Monica Bellucci : Je trouve que les Américaines sont vraiment des battantes. Ce que j’admire, c’est qu’elles n’ont pas peur de parler, alors qu’en Europe, on fait encore très attention à ce qu’on dit. Tout ce qui s’est passé dernièrement commence à faire un peu évoluer les choses. Nous, les femmes, nous sommes différentes des hommes. Il faut maintenir cette différence, mais il faut une égalité sociale. Moi, j’aime profondément les hommes, j’en ai besoin pour vivre. Je ne pense pas qu’il faille mener une lutte contre eux, c’est juste une histoire d’apprentissage. Notre culture leur a toujours dit qu’ils étaient supérieurs. C’est donc l’éducation reçue qu’il faut simplement changer ensemble. Nous, les mères, nous devons apprendre à nos filles à se respecter et à se faire respecter, et à nos fils à comprendre qu’une femme n’est pas inférieure à l’homme. C’est pareil pour l’image que les femmes ont d’elles-mêmes : on leur a fait croire qu’après 40 ans, une femme qui ne pouvait plus procréer était comme morte. Or elles découvrent qu’elles peuvent être magnifiques et très sexy après 50 ans. Elles ont accès à un regard sur la vie qu’elles n’avaient pas avant.
Vous êtes maman de deux filles, quelles valeurs leur transmettez-vous ?
Monica Bellucci : Je fais de mon mieux et, malgré cela, je commettrai plein d’erreurs. Je leur dis que tout est possible : donner le biberon au bébé et piloter un avion si elles le souhaitent, et leur homme pourra rester à la maison pour s’occuper des enfants sans se sentir humilié. Il faut comprendre que nous sommes interchangeables, les femmes peuvent exploiter leur côté masculin et les hommes leur part féminine.
La vie est un état d’âme.
Vous avez toujours su garder votre indépendance, vous savez dire non ?
Monica Bellucci : Ce n’est pas facile pour les femmes, mais il faut apprendre à dire non.
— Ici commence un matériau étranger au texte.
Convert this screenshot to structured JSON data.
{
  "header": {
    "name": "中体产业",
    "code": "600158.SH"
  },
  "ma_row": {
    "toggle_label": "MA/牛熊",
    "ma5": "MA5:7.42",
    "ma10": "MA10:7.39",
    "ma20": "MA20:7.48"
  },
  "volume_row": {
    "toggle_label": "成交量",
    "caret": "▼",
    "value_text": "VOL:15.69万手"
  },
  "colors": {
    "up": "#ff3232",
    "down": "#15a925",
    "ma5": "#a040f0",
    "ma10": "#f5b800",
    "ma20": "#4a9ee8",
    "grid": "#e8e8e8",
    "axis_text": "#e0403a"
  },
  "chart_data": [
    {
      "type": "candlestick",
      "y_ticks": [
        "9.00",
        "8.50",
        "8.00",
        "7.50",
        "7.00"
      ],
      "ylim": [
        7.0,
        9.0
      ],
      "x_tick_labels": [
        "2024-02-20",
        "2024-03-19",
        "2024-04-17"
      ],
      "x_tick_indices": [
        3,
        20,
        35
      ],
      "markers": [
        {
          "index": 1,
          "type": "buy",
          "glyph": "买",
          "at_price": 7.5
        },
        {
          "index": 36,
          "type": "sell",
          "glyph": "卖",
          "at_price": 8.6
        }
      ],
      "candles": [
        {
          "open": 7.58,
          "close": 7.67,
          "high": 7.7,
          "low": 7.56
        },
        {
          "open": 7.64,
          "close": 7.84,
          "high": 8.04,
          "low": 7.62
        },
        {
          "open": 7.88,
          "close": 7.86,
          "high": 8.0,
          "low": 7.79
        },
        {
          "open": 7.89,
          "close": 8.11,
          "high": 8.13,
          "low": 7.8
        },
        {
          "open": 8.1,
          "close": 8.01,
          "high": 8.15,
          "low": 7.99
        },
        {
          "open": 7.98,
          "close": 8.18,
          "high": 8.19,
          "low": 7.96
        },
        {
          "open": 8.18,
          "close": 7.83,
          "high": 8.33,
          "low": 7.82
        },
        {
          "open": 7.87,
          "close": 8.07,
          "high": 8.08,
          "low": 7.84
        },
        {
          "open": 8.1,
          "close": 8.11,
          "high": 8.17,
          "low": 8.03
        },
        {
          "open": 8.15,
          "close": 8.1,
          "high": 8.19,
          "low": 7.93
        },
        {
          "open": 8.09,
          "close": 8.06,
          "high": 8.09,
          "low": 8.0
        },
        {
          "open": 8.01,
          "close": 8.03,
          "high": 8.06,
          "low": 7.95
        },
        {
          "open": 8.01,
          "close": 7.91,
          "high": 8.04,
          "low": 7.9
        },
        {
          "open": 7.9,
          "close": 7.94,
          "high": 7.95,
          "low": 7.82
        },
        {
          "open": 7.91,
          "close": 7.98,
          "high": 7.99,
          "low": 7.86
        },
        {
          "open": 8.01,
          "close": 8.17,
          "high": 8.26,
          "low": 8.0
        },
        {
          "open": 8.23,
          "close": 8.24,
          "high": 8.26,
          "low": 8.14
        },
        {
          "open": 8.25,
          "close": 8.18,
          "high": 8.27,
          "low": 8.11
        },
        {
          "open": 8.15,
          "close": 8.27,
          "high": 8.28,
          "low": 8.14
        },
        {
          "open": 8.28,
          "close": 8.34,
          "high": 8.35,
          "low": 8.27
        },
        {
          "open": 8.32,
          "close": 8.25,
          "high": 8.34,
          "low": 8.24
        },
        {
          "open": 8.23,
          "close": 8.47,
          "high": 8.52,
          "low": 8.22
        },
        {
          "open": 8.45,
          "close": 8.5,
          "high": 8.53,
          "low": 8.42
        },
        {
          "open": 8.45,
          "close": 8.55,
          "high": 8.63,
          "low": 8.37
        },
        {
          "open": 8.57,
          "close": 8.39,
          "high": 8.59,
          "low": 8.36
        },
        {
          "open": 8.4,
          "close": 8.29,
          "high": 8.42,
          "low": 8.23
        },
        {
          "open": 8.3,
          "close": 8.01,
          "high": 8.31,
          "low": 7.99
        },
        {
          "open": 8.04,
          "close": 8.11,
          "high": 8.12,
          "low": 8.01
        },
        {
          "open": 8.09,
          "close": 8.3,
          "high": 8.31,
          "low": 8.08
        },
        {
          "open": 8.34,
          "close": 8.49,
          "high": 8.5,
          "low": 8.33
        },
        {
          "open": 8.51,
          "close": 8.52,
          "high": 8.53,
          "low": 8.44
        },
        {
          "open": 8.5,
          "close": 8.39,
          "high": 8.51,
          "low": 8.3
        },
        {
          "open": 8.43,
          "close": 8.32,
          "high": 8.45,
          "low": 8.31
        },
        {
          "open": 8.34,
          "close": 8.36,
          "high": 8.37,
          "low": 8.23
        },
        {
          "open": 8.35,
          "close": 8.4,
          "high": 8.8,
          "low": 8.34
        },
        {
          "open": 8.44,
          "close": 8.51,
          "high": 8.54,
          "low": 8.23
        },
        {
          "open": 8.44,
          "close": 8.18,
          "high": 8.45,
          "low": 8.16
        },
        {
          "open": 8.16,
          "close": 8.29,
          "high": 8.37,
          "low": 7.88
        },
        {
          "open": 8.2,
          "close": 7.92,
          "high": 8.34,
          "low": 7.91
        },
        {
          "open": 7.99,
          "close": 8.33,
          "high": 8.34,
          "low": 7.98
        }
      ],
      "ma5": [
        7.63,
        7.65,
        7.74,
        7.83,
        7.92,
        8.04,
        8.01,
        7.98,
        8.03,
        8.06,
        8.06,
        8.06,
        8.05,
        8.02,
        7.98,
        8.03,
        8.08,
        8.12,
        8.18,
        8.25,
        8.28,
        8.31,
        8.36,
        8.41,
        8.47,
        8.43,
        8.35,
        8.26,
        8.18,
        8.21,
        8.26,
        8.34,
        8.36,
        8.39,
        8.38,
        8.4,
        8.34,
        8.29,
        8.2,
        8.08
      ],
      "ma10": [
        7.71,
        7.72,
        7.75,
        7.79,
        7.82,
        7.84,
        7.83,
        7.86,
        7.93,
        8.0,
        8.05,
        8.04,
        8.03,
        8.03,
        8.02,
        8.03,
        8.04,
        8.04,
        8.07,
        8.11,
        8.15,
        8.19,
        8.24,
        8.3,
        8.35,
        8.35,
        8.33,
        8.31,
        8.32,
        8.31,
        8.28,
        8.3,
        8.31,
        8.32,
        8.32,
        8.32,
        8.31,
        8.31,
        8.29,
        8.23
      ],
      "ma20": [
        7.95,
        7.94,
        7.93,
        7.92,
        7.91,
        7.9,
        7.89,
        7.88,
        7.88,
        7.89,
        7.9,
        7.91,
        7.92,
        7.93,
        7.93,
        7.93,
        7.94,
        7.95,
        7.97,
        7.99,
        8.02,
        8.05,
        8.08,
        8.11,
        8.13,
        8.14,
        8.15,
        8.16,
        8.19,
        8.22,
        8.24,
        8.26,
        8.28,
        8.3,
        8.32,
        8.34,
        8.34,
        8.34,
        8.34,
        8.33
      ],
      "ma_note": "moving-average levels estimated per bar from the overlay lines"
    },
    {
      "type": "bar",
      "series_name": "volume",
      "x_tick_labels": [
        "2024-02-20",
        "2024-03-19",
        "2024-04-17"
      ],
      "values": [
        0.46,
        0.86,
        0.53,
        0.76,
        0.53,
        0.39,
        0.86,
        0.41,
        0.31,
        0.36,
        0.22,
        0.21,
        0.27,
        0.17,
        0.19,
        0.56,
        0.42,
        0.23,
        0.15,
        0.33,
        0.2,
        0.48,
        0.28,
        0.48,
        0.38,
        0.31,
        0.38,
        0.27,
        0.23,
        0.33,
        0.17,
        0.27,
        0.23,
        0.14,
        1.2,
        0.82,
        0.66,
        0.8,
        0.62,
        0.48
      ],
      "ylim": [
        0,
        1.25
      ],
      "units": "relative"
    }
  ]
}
Mon passé de mannequin m’a beaucoup aidée, car j’arrivais dans le cinéma avec l’envie d’y accéder mais non le besoin, et j’ai fait attention à certains comportements. La plupart du temps, quand une actrice se trouve dans une situation compliquée avec un producteur, son problème n’est pas seulement de devenir comédienne mais de gagner sa vie.
Vous êtes radieuse et battante ! C’est une belle période pour vous ?
Monica Bellucci : La vie est un état d’âme. Je découvre qu’être une femme adulte, c’est merveilleux. On accède à d’autres niveaux de maturité très intéressants. La créativité d’une femme ne s’arrête jamais.